LONDON - It has been long established that a correlation exists between poverty and corruption.
Zimbabwe falls in the category of poor countries, with little hope of economic improvement.
While the government is anticipating a GDP growth of 6,2 percent, the International Monetary Fund (IMF) expects a modest 3,6 percent this year. The World Bank forecasts GDP growth rate to be three percent.
The promised salary increments will result in the lowest-paid civil servant earning $375, up from $297 — a rise of a mere $78. Yet the poverty datum line is $505.
All factors considered, Zimbabwe is a poor nation, although some of the poverty is self-induced. Transparency International Zimbabwe (Tiz) claimed the country was losing $55 million a day — translating to $10 billion over the past five years, through corruption.
The other effect of corruption is that it weakens the very institutions charged with combating it. While disturbing, it should not surprise us that corruption is rampant within one of our key social institutions — the police.
A police force is charged with monitoring deviance and exercising social control.
However, it is common knowledge that ZRP officers have abandoned these functions, turning into deviants themselves.
Traffic police officers manning checkpoints, in particular, have been known, for a long time now, to routinely take bribes from motorists.
So rampant is the phenomenon that the Anti-Corruption Trust (Act) of southern Africa claimed the ZRP was the most corrupt force in the region.
However, this decadence should be put into context.
With mega salaries, and measly increments, while executives enjoy huge perks, what do we expect?
I am, of course, not condoning corruption but its easy to understand why these officers would be tempted to commit such acts. Corruption has no greater partner than poverty.
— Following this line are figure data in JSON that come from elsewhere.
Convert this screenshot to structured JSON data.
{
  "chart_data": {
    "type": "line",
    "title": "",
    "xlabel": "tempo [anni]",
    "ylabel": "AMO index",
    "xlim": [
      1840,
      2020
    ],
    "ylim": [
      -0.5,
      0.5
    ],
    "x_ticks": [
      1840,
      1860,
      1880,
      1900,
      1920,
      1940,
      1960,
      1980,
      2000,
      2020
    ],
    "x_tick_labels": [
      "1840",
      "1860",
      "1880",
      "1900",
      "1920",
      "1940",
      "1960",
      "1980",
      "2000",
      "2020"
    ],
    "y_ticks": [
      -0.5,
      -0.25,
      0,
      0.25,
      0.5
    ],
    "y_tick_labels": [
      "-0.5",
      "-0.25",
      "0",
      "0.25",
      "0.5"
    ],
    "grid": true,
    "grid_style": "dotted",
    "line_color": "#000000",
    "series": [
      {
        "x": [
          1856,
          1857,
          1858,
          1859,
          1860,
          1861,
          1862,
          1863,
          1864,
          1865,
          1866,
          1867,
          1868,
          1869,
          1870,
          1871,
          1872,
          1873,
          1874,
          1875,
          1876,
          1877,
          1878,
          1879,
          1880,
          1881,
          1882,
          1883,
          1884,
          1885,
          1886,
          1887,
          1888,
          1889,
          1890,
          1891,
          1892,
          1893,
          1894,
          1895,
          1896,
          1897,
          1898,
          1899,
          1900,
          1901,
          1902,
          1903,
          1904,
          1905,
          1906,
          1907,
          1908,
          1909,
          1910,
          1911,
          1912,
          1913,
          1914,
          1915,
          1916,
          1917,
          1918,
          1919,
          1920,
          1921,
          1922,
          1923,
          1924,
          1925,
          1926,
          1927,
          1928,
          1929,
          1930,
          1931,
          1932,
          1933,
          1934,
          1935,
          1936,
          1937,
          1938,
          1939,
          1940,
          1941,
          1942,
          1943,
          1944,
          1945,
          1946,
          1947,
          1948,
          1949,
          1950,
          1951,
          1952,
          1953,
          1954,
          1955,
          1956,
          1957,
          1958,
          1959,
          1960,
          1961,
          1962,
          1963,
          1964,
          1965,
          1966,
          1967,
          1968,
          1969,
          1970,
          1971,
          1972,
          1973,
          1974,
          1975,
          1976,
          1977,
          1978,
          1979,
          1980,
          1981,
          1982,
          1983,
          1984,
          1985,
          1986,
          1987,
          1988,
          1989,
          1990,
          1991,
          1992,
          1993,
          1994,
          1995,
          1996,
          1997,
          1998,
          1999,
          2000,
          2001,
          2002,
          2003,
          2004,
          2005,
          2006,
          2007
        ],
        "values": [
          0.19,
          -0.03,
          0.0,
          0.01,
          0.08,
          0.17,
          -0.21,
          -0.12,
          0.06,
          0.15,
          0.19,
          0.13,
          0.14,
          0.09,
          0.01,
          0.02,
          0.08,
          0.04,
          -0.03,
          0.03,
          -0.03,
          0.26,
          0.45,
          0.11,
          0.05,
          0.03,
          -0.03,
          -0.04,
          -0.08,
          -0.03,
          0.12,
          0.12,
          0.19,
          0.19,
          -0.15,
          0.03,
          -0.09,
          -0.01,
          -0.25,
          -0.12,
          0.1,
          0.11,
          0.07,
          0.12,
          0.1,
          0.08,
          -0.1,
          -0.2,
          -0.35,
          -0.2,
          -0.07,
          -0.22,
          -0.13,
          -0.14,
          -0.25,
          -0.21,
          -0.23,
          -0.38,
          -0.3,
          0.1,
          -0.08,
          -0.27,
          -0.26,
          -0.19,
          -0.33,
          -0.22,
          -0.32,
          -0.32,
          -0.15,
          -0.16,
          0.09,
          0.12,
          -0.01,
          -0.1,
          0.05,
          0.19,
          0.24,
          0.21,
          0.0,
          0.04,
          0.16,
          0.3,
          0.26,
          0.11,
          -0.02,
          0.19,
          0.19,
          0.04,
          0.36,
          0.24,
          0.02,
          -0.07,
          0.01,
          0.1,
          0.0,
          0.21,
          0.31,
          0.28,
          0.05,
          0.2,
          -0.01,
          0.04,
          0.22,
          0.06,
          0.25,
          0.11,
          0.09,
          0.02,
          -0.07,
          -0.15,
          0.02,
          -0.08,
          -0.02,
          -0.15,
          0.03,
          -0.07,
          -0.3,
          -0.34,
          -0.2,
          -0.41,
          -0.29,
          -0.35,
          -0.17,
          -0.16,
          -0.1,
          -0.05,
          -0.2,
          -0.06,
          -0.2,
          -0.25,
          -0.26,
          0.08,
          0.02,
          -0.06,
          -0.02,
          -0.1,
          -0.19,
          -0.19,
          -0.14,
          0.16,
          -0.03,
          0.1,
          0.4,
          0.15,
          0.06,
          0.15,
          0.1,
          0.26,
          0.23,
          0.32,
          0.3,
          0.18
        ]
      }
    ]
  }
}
Poverty puts our moral and professional rectitude to the test. And under such circumstances, most of the time we fail it.
In situations of long-term poverty — presented with the choice between upholding ethical and moral conduct, on one hand and satisfying need, on the other — the latter often becomes the dominant animus.
Incidents of corruption among police officers in developed countries are far lesser because they enjoy better standards of living, with robust oversight mechanisms to clamp down on the practice.
Having said that, it would be painting a false picture to suggest that corruption is entirely motivated by pressing need.
Corruption occurs at both ends of the social spectrum. Rich people have also been involved in corrupt activities.
One of the totemic scandals of our time, Willowgate, for instance, did not involve people we can classify as poor.
These were fairly well-to-do government ministers.
The self-rewarding of mega-salaries exposed in recent months has also involved people at the top of the social strata — corporate executives. Corrupt ministers whom President Robert Mugabe has refused to name or act against are not indigent.
So corruption is not only a product of need but greed as well. In fact, corruption of the “greed” type is quite abhorrent because it exacerbates poverty.
If revenue from diamonds, for example, profits a crafty few, the result is that the government fails in its distributive function that should benefit the rest of society and lift living standards.
If living standards are low, people become susceptible to unscrupulous means of survival.
So the challenge we have as a society is to combat both need and greed. Tackling “need” means tackling poverty.
We cannot reduce corruption if we do not improve the economy and lift people’s living standards. Combating corruption also entails strengthening and empowering institutions charged with monitoring deviance.
Whether the corruption is of the “need” or “greed” type, it should attract retribution.
If it is under-funded and un-empowered, Zimbabwe Anti-Corruption Commission (Zacc) becomes just a window-dressing institution for a society that wants to be seen as resolute about corruption when, in reality, it lacks resolve to deal with it.